そもそも使用人用の裏口は、入るのには厳しいが、出るのにはそうではない。そんな簡単なことに気付かなかったのは、ミシェルの落ち度だ。
見上げると、遠くに王城が見える。ミシェルの家から見た王城と反対側に、エマがいる森がある筈だ。
ミシェルは走り出した。
若い女性が一人急いでいたところで、おかしなことなどない。誰にも呼び止められないまま、ミシェルは市民街を通り過ぎ、一時間もしないうちに王都の門の前にいた。
門には衛兵がいて、出る人と入る人の身分を確認している。ミシェルに身分を証明できるものは何もない。
森に行くことはできそうになかった。
今から行ってもミシェルにできることは何もなく、間に合う可能性も低いだろう。
「……ここで、終わりね」
ミシェルとエマの計画がアランに気付かれていたのだから、市民街にエマが借りた部屋も押さえられているだろう。
そうなってしまえば、ミシェルに行く場所などない。
エマがいればオードラン伯爵邸の中でも生きていられたが、一人ではとても戻れない。
空を見上げると、太陽が真上にあった。
眩しくて目を細めた先に、高い塔が見える。
「あれは」
エマと一緒に逃亡計画を立てていたとき、地図で見た塔だ。確か、王都で一番高い塔で、国民には観光のために無料で公開されているらしい。王都の中が一望できるのだと、家庭教師が言っていたことを思い出す。

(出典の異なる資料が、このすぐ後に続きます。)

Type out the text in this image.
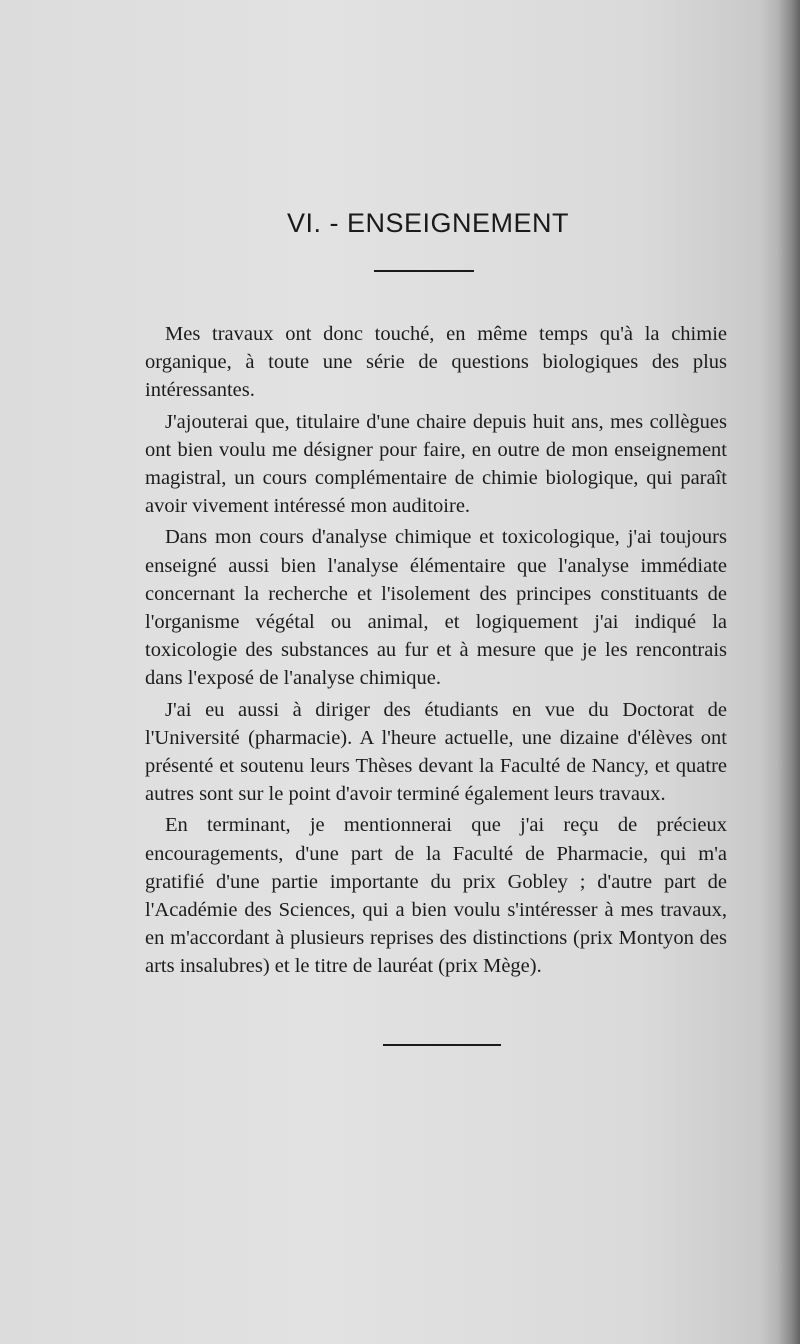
VI. - ENSEIGNEMENT

Mes travaux ont donc touché, en même temps qu'à la chimie organique, à toute une série de questions biologiques des plus intéressantes.

J'ajouterai que, titulaire d'une chaire depuis huit ans, mes collègues ont bien voulu me désigner pour faire, en outre de mon enseignement magistral, un cours complémentaire de chimie biologique, qui paraît avoir vivement intéressé mon auditoire.

Dans mon cours d'analyse chimique et toxicologique, j'ai toujours enseigné aussi bien l'analyse élémentaire que l'analyse immédiate concernant la recherche et l'isolement des principes constituants de l'organisme végétal ou animal, et logiquement j'ai indiqué la toxicologie des substances au fur et à mesure que je les rencontrais dans l'exposé de l'analyse chimique.

J'ai eu aussi à diriger des étudiants en vue du Doctorat de l'Université (pharmacie). A l'heure actuelle, une dizaine d'élèves ont présenté et soutenu leurs Thèses devant la Faculté de Nancy, et quatre autres sont sur le point d'avoir terminé également leurs travaux.

En terminant, je mentionnerai que j'ai reçu de précieux encouragements, d'une part de la Faculté de Pharmacie, qui m'a gratifié d'une partie importante du prix Gobley ; d'autre part de l'Académie des Sciences, qui a bien voulu s'intéresser à mes travaux, en m'accordant à plusieurs reprises des distinctions (prix Montyon des arts insalubres) et le titre de lauréat (prix Mège).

ミシェルは吸い寄せられるようにふらふらと塔に向かった。
入り口には、誰もいなかった。
そもそも今日は平日で、ほとんどの人が仕事をしている時間だ。王都にはきらびやかな場所も多く、眺望を楽しむにしてもここよりも王城の公開スペースの方が人気があるのだろう。
誰にも会わないまま、塔の最上階に辿り着く。
ミシェルの目には初めて見る華やかな王都ではなく、塀の外にある深い森しか映らなかった。
あのどこかに、エマがいるのだろう。『捨ててきた』と言ったアランが、入り口付近で引き返したとは考えにくい。きっと、奥の方に連れて行かれたのだ。
ミシェルは唇を噛み締めた。
誘われるようにふらふらと塔の鋸壁によじ登り、腰を下ろす。
日を浴びてなおその深さを示す森の木々が、ざわざわと風に揺れて不吉な陰を落としていた。
「私なんて、いなければ……」
イザベルとリアーヌの『おもちゃ』であった自分。
アランの『商品』であった自分。
どちらも、大した価値がないものに感じた。
唯一大切だったエマの『仲間』であった自分は、もうなくしてしまった。
「ごめんなさい、エマ。私……もう、疲れてしまったわ」
エマはミシェルに、幸せになってほしいと言ってくれた。
それも、もう無理だ。
誘うように強い風が吹く。不思議と恐怖は感じなかった。
両目をゆっくりと閉じたミシェルは、ふわりと身体を宙に投げ出した。